SHANGHAI, Aug. 27 (SMM) --

Supply

Overall operating rates at domestic silicon metal producers during the high-water period are obviously lower than previous years. Orders received by some silicon metal producers have been booked at even to mid-September. In this context, spot inventories at silicon metal producers were extremely tight, and smelters still kept offers firm and were unwilling to move goods.
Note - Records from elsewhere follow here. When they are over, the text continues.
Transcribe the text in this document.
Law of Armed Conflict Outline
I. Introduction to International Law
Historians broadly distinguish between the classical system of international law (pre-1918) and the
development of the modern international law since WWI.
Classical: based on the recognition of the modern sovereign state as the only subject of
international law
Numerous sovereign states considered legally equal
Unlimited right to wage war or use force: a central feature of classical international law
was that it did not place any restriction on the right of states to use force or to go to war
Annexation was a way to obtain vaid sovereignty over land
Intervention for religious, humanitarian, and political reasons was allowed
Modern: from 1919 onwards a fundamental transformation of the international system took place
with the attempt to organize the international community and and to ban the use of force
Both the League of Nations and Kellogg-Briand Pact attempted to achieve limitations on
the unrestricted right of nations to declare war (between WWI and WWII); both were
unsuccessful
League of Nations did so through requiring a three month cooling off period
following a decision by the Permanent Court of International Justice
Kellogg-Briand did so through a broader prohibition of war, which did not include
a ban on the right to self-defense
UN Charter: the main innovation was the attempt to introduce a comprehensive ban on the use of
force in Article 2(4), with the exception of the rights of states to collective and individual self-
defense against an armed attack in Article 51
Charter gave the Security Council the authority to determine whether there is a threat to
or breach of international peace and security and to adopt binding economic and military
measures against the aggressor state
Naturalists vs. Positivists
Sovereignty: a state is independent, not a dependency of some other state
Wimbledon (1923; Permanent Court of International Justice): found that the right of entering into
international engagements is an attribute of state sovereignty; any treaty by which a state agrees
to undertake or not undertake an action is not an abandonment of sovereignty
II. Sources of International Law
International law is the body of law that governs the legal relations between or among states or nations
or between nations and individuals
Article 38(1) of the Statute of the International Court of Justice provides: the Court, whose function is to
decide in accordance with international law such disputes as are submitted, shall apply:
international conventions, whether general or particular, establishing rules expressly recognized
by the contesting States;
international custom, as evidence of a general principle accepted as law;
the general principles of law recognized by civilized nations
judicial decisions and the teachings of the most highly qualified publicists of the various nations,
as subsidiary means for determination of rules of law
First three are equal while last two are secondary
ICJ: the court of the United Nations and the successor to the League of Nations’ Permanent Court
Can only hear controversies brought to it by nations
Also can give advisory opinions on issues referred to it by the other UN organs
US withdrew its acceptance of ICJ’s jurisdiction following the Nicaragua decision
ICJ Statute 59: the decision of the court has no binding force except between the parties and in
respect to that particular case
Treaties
Average operating rates at Yunnan during July and August were less than 60%. Currently, more and more drying furnaces are put into operation at present, so output from newly added capacity may increase significantly in mid and late September.

Demand

Consumption of silicon metal export is still relatively brisker in domestic market than that in overseas market, but domestic purchases’ purchasing interest lowered significantly and they only make purchases on an as-needed basis due to high price level.  Downstream aluminum alloy industry is expected to step out of traditional low-demand period from September, and operating rates at aluminum alloy producers are expected to recover significantly. In this context, demand for silicon metal will also grow to certain extent. However, price acceptance is low by overseas consumers and wait-and-see sentiment was strong.

Analysis

High-priced silicon metal curbed domestic and overseas demand. Operating rates at silicon metal producers may hard to reach peak level by virtue that the traditional high-water period will last for less than two months. Previously, inventory at silicon metal producers were usually overstock, a tight inventory level during high-water period in this year in rarely seen. If operating rates climbs above 70-80%, tight supply is expected to ease to certain extent, but if operating rates still remains below 70%, any room for silicon metal prices fall during the high-water period will be limited. 

Forecast

SMM believes that mainstream traded prices of silicon metal at Huangpu port will be around RMB 12,400/kg for #553 silicon metal, will be around RMB 13,200/mt for #441 silicon metal, will be around RMB 13,700/mt for #3303 silicon metal and around RMB 14,300 for #2202 silicon metal in the following week.